Every single test produced an error. "OK," I thought, "let's make the simplest possible two-class test code and poke around with that." Ten minutes later, a simplified parent class and a child class with a single test were producing the same error.

The simplified parent class can be seen on this page, and the simplified child class here. Anybody who knows PHP will likely look at the code and ask, "what's so hard about that?" The answer is, nothing — as far as the code itself goes.

What's happening, as the updated comments on pastebin make clear, is that there is a name collision between the ''data'' item declared as part of my TableTest class and an item of the same name declared as part of the parent of that class, PHPUnit's PHPUnit_Framework_TestCase.

In many programming languages, conflicts like this are detected and at least warned about by the interpreter or compiler (the program responsible for turning your source code into something the computer can understand). PHP doesn't do this, at least not as of the current version. There are occasions when being able to "clobber" existing data is a desirable thing; the PHPUnit manual even documents instances where that behaviour is necessary to test certain types of code. (I'd seen that in the manual before; but the significance didn't immediately strike me today.)

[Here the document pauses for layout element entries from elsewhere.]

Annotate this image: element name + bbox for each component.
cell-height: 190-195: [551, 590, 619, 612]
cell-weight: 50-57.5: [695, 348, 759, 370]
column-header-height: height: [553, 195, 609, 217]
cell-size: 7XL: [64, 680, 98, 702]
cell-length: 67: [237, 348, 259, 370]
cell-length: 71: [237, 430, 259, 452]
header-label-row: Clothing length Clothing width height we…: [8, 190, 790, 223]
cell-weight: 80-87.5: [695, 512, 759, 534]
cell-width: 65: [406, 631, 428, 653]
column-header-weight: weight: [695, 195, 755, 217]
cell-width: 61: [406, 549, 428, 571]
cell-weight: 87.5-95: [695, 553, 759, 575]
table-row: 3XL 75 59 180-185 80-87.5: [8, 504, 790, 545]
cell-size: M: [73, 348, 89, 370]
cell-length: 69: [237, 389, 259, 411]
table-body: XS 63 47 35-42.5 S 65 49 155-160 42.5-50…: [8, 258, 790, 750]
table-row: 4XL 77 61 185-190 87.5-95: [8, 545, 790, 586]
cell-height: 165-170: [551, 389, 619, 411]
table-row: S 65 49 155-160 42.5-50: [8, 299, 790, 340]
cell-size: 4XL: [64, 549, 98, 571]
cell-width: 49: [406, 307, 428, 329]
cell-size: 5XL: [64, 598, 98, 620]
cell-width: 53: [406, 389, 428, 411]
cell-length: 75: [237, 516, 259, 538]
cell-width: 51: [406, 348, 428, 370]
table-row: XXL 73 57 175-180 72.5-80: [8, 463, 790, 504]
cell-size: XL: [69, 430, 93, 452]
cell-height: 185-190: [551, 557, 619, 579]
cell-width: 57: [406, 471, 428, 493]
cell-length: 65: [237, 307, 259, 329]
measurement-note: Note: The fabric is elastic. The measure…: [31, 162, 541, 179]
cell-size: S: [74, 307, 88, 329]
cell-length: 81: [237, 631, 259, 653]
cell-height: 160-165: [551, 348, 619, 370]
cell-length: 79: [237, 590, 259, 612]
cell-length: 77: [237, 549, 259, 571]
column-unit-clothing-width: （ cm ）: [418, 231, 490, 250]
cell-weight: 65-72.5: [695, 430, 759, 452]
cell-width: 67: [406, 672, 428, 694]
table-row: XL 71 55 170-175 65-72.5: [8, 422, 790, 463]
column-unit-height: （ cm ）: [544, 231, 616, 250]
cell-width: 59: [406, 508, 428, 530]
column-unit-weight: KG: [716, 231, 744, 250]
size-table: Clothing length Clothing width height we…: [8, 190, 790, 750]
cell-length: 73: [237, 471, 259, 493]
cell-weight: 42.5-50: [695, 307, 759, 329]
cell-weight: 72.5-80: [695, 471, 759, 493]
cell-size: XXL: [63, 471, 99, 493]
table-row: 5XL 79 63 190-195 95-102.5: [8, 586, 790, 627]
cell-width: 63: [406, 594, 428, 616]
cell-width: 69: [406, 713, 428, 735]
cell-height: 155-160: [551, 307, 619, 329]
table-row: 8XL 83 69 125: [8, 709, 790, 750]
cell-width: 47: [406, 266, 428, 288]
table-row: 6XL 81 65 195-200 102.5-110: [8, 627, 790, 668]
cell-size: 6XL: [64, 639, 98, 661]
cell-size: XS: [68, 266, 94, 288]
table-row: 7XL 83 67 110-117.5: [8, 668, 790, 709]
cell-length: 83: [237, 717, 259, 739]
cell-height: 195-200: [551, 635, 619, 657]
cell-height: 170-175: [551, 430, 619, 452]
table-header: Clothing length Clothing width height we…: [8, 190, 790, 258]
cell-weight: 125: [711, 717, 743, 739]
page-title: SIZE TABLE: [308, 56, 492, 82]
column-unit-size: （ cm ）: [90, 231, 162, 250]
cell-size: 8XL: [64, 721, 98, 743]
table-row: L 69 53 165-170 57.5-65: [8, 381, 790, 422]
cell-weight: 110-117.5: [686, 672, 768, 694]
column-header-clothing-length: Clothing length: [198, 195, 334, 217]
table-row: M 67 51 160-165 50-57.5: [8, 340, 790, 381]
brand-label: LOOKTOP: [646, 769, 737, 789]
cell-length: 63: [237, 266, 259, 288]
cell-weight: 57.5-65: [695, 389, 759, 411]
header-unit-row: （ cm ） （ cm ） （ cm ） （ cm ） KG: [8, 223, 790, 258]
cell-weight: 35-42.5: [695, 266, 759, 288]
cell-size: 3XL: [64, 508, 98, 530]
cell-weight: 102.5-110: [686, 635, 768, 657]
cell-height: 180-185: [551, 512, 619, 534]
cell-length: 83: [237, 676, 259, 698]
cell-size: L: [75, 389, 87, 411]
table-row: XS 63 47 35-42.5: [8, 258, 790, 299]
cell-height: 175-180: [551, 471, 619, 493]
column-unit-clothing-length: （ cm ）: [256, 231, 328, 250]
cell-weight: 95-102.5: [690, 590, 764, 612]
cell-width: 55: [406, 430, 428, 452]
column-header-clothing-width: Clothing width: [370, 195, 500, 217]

This has inspired me to write up a standard issue-resolution procedure to add to my own personal Wiki documenting such things. It will probably make it into the book I'm writing, too. Basically, whenever I run into a problem like this with PHPUnit or any other similar interpreted-PHP tool, I'll write tests which do nothing more than define, write to and read from any data items that I define in the code that has problems. Had I done that in the beginning today, I would have saved myself quite a lot of time.

Namely, the three hours it did take me to solve the problem, and the hour I've spent here venting about it.

Thanks for your patience. I'll have another, more intelligent, post along shortly. (That "more intelligent" part shouldn't be too difficult now, should it?)

3 comments:

Jerng said...

Test driven development, is just a reformulation of critical-path management. :) Just playing with the language.

Unknown said...

I'd tend to disagree; yes, the motive and opportunity were the same, but method and philosophy differ more than sufficiently for them to be treated as separate techniques.

CPM, as I was taught it anyway, is an attempt to ensure through regular reviews and benchmarking that the project is making the most efficient use of resources practicable. CPM does not itself prefer a particular development process per se; in fact, every project I've seen that used CPM (back in the late '70s to late '80s) used what even for the time were considered very heavy, front-loaded processes that emphasised estimation and projection over actual data. This was one of the process misfeatures that gave rise to the Agile Manifesto.

TDD, like agile development in general, emphasises efficiency in that it is much harder to hide project failure in a test-driven project than in a waterfall one; there is less process to get in the way of measurable, deliverable work. By contrast, waterfall project failure can be hidden behind a blizzard of memos and buried under a mountain of milestones that tick boxes on a chart, but deliver little or no real value to the project customer.

And "value to the customer" delivered early, often and increasingly, is a defining characteristic of a successful agile project. Nobody is seriously suggesting that the mountain of paperwork done before deliverable artifacts can be completed will be eliminated entirely. Rather, it's transformed into several manageable molehills. More importantly, the means by which that information is collected, shared and used among the various stakeholders in an agile, TDD project is more likely to be timely, accurate and effective than in all but the most serendipitously fortunate of waterfall (including CPM) efforts.

What have I missed?

Anonymous said...

My answer to that last question would be me.

Hehehehe

Totally irrelevant. I know. Sorry. Just dropping by.